- Directed by: Idris Elba
- Screenplay by: Nathaniel Price
- Based on: This Is How It Goes by Neil LaBute
- Produced by: Gina Carter; Alison Jackson;
- Starring: Idris Elba; Wunmi Mosaku; Charlie Cox; Elliott Heffernan;
- Cinematography: Fabian Wagner
- Production companies: 22Summers; Gaumont; TD Afrique Films;
- Distributed by: Apple Original Films
- Countries: United Kingdom; France; Ghana;
- Language: English

= This Is How It Goes (film) =

This Is How It Goes is an upcoming psychological thriller film directed by Idris Elba from a screenplay by Nathaniel Price. It is based on the 2005 play of the same name.
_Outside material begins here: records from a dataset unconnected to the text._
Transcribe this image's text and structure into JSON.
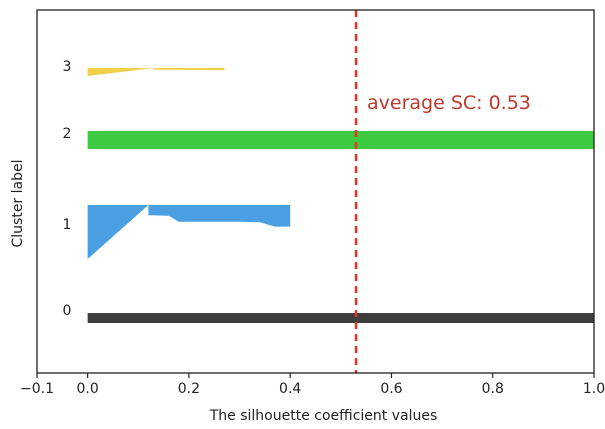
{
  "chart_data": {
    "type": "area",
    "title": "",
    "xlabel": "The silhouette coefficient values",
    "ylabel": "Cluster label",
    "xlim": [
      -0.1,
      1.0
    ],
    "x_ticks": [
      -0.1,
      0.0,
      0.2,
      0.4,
      0.6,
      0.8,
      1.0
    ],
    "x_tick_labels": [
      "−0.1",
      "0.0",
      "0.2",
      "0.4",
      "0.6",
      "0.8",
      "1.0"
    ],
    "grid": false,
    "average_sc": 0.53,
    "average_color": "#e8332a",
    "annotation": "average SC: 0.53",
    "annotation_color": "#c0392b",
    "clusters": [
      {
        "label": "0",
        "color": "#3d3d3d",
        "profile": [
          [
            0.0,
            1.0
          ],
          [
            1.0,
            1.0
          ]
        ]
      },
      {
        "label": "1",
        "color": "#4a9fe3",
        "profile": [
          [
            0.0,
            0.4
          ],
          [
            0.4,
            0.4
          ],
          [
            0.4,
            0.37
          ],
          [
            0.32,
            0.34
          ],
          [
            0.31,
            0.3
          ],
          [
            0.31,
            0.18
          ],
          [
            0.2,
            0.16
          ],
          [
            0.19,
            0.12
          ],
          [
            0.0,
            0.12
          ]
        ]
      },
      {
        "label": "2",
        "color": "#3ec943",
        "profile": [
          [
            0.0,
            1.0
          ],
          [
            1.0,
            1.0
          ]
        ]
      },
      {
        "label": "3",
        "color": "#f2cf49",
        "profile": [
          [
            0.0,
            0.27
          ],
          [
            0.27,
            0.27
          ],
          [
            0.2,
            0.13
          ],
          [
            0.0,
            0.13
          ]
        ]
      }
    ]
  }
}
It stars Elba, Wunmi Mosaku, Charlie Cox, and Elliott Heffernan.

==Cast==
- Idris Elba as Man
- Wunmi Mosaku as Belinda
- Charlie Cox as Cody
- Elliott Heffernan

==Production==
In September 2025, it was announced that Idris Elba would be directing a feature adaptation of the 2005 play This Is How It Goes, in which he would also star. Elba portrayed Cody in the original play, though it is confirmed that he would play a different character in the film. In October, Wunmi Mosaku, Charlie Cox, and Elliott Heffernan joined the cast. Principal photography took place in Ghana.